On the daily chart, the Nifty index has formed a strong bearish candle for the fifth consecutive session, indicating its struggle to sustain higher levels. This pattern suggests a cautious outlook, requiring confirmation for a sustainable upside move. The market remains highly volatile. On the downside, 23,000 serves as a key support level, and a break below this mark could trigger further selling toward 22,800. On the upside, immediate resistance is seen at 23,200, with a critical hurdle near 23,300. For a continued uptrend, the Nifty must sustain above the 23,500 mark.
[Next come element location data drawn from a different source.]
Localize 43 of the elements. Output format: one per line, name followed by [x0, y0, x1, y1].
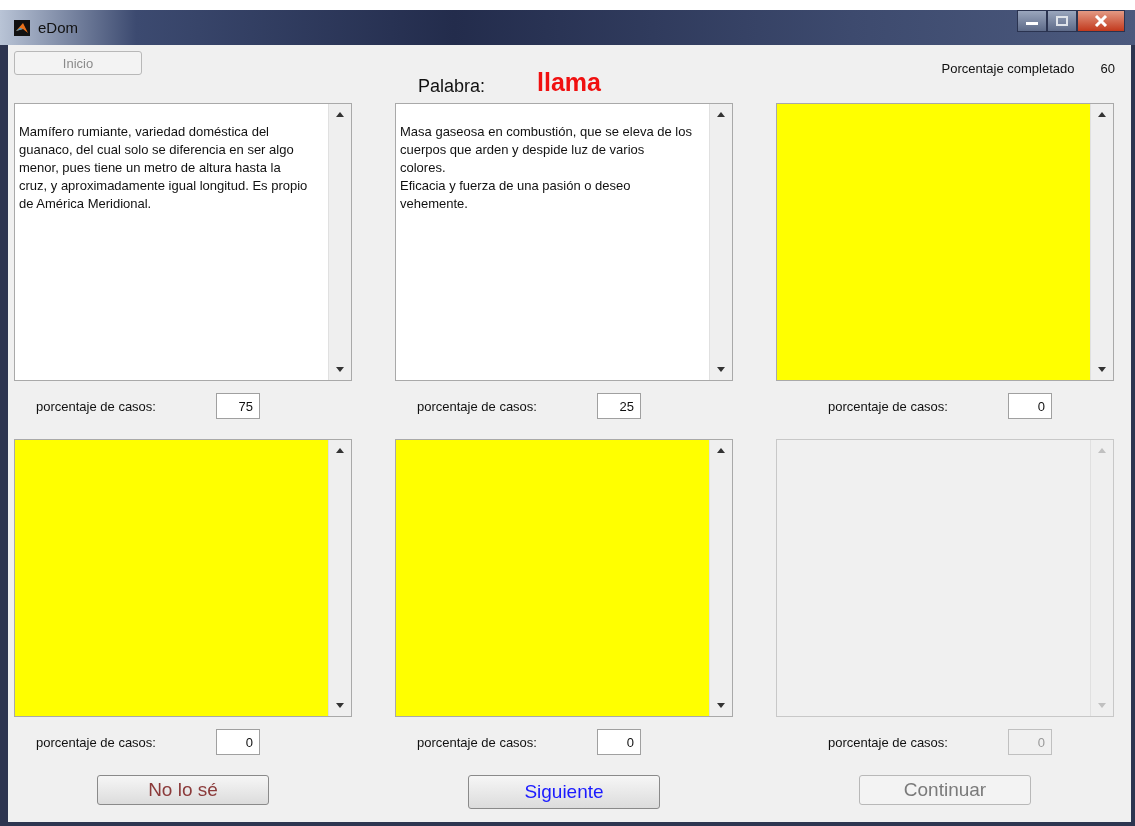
action-button[interactable]: No lo sé [97, 775, 269, 805]
case-percent-field[interactable]: 75 [216, 393, 260, 419]
case-percent-field[interactable]: 0 [216, 729, 260, 755]
app-icon [14, 19, 30, 36]
case-percent-label: porcentaje de casos: [36, 398, 156, 414]
case-percent-label: porcentaje de casos: [828, 398, 948, 414]
case-percent-label: porcentaje de casos: [828, 734, 948, 750]
window-title: eDom [38, 19, 78, 36]
definition-box[interactable]: Masa gaseosa en combustión, que se eleva de los cuerpos que arden y despide luz de varios colores. Eficacia y fuerza de una pasión o deseo vehemente. [395, 103, 733, 381]
scroll-up-icon[interactable] [717, 448, 725, 453]
scroll-up-icon[interactable] [717, 112, 725, 117]
close-icon [1094, 15, 1108, 27]
case-percent-field[interactable]: 25 [597, 393, 641, 419]
definition-text: Masa gaseosa en combustión, que se eleva de los cuerpos que arden y despide luz de varios colores. Eficacia y fuerza de una pasión o deseo vehemente. [400, 123, 692, 213]
case-percent-label: porcentaje de casos: [417, 734, 537, 750]
definition-box[interactable] [14, 103, 352, 381]
scrollbar[interactable] [328, 104, 351, 380]
progress-value: 60 [1100, 61, 1115, 78]
scroll-down-icon[interactable] [717, 703, 725, 708]
definition-text: Mamífero rumiante, variedad doméstica del guanaco, del cual solo se diferencia en ser algo menor, pues tiene un metro de altura hasta la cruz, y aproximadamente igual longitud. Es propio de América Meridional. [19, 123, 309, 213]
word-value: llama [537, 68, 601, 97]
action-button[interactable]: Siguiente [468, 775, 660, 809]
scroll-up-icon[interactable] [336, 448, 344, 453]
close-button[interactable] [1077, 10, 1125, 32]
case-percent-field[interactable]: 0 [597, 729, 641, 755]
scrollbar[interactable] [1090, 104, 1113, 380]
scroll-down-icon[interactable] [717, 367, 725, 372]
maximize-button[interactable] [1047, 10, 1077, 32]
scroll-down-icon[interactable] [336, 367, 344, 372]
scrollbar[interactable] [709, 440, 732, 716]
word-label: Palabra: [418, 76, 486, 97]
case-percent-field[interactable]: 0 [1008, 393, 1052, 419]
scrollbar[interactable] [709, 104, 732, 380]
scroll-up-icon[interactable] [336, 112, 344, 117]
scroll-down-icon[interactable] [1098, 367, 1106, 372]
case-percent-label: porcentaje de casos: [417, 398, 537, 414]
minimize-button[interactable] [1017, 10, 1047, 32]
scrollbar[interactable] [328, 440, 351, 716]
scroll-up-icon[interactable] [1098, 112, 1106, 117]
case-percent-label: porcentaje de casos: [36, 734, 156, 750]
scroll-down-icon[interactable] [336, 703, 344, 708]
progress-label: Porcentaje completado [941, 61, 1075, 78]
maximize-icon [1055, 16, 1069, 26]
Given the heightened volatility, traders are advised to maintain strict stop-loss measures and avoid overnight positions to protect capital.
On the sectoral front, all sectors ended in negative territory, with Realty, Media, Auto, PSU Banks, and Energy being the major losers, declining between 2.1% and 3.07%. The broader market indices also faced significant pressure, as the Nifty Midcap 100 fell by 3.02%, while the Nifty Smallcap 100 declined by 3.45%.
The India VIX rose 2.94% to 14.8700, reflecting heightened market volatility and increased uncertainty among traders, which could influence short-term price movements in equities and derivatives. Open Interest (OI) data shows the highest OI on the call side at the 23,200 and 23,300 strike prices, highlighting strong resistance levels. On the put side, OI is concentrated at the 23,000 strike price, marking it as a key support level.